Sebastião Villax, head of business development & AI market intelligence, sublinhou que o grande fator de diferenciação está no compromisso ético: “As empresas têm necessidade de dados e nós viemos colmatar essa necessidade. Mas todos os dados são pagos e remunerados, com rastreabilidade que assegura direitos de autor e de licenciamento.”

Num setor onde muitas vezes os dados são obtidos sem transparência, a Defined.ai aposta na remuneração justa e na garantia de qualidade como pilares do seu crescimento. Sebastião Villax deixou ainda claro que a Europa precisa de “mais investimento” para crescer na área da IA, e que apenas a francesa Mistral AI compete com os EUA, estando ainda “muito distante” do ChatGPT.

Também na área da saúde, a Sword Health destacou o impacto da tecnologia. Para Luís Ungaro, vice-presidente de IA da empresa, a associação à mera automatização não reflete a realidade: “É sobre qualidade”, afirmou, referindo-se à forma como oferecem os próprios serviços. Embora 90 a 95% do mercado esteja nos Estados Unidos, a Sword mantém o centro de operações em Portugal, apostando no talento nacional.

Em termos de competências técnicas, estamos completamente ao nível dos outros países.” A presença americana surgiu quase como inevitabilidade, fruto do financiamento obtido e da dimensão do sistema de saúde. Luís Ungaro sublinhou, contudo, que a missão da empresa é clara: “O sistema de saúde deles é perverso, baseado em custos elevadíssimos, e nós entramos para reduzir esses custos com IA. Esse é o nosso propósito.”

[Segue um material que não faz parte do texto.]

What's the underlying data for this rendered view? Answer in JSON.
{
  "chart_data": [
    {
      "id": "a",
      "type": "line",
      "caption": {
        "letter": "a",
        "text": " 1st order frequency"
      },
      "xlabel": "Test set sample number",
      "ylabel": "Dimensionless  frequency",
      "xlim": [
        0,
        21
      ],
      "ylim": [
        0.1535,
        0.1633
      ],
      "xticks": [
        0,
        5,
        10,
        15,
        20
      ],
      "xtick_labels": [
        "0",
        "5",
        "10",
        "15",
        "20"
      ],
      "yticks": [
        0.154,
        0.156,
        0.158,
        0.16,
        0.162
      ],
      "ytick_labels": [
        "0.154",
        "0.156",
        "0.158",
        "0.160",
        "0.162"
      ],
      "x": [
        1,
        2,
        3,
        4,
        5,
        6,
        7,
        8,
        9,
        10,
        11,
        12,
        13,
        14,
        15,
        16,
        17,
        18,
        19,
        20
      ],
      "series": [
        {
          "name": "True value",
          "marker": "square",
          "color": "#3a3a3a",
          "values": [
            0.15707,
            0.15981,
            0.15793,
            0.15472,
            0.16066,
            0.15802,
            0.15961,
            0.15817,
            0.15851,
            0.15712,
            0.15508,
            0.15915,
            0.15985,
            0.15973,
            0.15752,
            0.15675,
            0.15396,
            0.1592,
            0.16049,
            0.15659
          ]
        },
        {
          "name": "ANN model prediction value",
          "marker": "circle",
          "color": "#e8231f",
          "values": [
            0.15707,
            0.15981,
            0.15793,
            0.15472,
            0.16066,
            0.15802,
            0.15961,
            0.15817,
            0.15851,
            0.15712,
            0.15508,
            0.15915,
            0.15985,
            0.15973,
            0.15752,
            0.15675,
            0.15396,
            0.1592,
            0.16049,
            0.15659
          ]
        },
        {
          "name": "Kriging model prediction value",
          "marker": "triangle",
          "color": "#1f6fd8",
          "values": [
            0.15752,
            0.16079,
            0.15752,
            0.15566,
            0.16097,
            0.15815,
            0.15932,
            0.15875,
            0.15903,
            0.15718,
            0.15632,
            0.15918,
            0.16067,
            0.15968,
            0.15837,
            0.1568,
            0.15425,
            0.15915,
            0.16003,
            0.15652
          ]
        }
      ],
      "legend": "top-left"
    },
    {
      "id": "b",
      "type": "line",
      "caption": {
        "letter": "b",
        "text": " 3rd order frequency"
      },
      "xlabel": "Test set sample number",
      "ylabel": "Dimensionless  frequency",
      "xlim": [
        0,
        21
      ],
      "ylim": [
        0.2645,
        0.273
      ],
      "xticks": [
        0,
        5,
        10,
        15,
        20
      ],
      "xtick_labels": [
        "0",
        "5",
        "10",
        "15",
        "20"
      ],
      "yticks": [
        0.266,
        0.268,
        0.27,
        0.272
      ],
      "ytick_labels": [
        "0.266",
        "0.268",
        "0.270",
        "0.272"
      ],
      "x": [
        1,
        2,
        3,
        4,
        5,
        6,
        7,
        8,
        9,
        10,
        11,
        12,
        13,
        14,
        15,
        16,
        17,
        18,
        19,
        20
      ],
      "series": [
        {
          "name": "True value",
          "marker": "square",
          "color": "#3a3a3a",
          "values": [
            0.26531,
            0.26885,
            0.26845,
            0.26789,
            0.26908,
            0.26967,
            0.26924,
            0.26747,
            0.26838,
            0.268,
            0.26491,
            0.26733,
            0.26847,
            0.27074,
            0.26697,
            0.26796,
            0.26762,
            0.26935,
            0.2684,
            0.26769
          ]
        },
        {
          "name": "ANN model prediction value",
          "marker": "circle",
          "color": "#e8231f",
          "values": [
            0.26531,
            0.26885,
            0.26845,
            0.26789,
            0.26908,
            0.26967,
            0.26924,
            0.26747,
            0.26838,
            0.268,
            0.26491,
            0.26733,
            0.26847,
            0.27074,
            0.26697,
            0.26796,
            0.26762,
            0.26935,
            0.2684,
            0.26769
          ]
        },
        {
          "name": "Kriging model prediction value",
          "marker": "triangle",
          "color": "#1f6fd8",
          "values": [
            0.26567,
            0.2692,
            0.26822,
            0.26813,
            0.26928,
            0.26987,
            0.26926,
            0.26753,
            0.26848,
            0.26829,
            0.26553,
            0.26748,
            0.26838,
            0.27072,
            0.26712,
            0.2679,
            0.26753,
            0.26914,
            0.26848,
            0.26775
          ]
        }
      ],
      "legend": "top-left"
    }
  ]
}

Já a Indie Campers, conhecida pela sua rede global de autocaravanas, mostrou como o turismo e a tecnologia podem andar lado a lado. Presente em mais de 21 países, a empresa começou centrada no produto e na experiência de viagem, mas rapidamente percebeu que o futuro passava também pela inovação tecnológica e agora com o uso de IA.

A Indie Campers é verdadeiramente um produto tecnológico”, explicou Rui Costa, CTO na empresa. A aplicação da inteligência artificial permitiu transformar a experiência do cliente, facilitando o suporte em mais de 160 países, onde as questões vão desde se é possível levar um cão numa caravana até reportar problemas de utilização em regiões como o sul de Itália.

Ao contrário de muitas startups, a empresa não recorreu a capital de risco para crescer, seguindo uma estratégia independente que, segundo Rui Costa, já a levou a ser “o maior operador de road trips do mundo.”

No fecho do debate, o tema voltou a centrar-se no papel da Anacom, anunciada como regulador da inteligência artificial em Portugal. Para Luís Ungaro, o regulador pode ter um papel mais ativo no futuro: “Temos de perceber como a Anacom pode ajudar a ter iniciativas com o Estado até liderar a segurança das mesmas. A Anacom em vez de funcionar só como reguladora, pode ser também parceira.”

Já Sebastião Villax reforçou a importância da proximidade entre regulador e empresas: “O papel preponderante da Anacom é disseminar bem a informação e que venham às empresas e falem connosco.”

As vozes do painel deixaram claro que, para além do dinamismo das startups nacionais, a criação de um quadro regulatório próximo e colaborativo será importante para posicionar Portugal como referência na utilização ética e inovadora da inteligência artificial.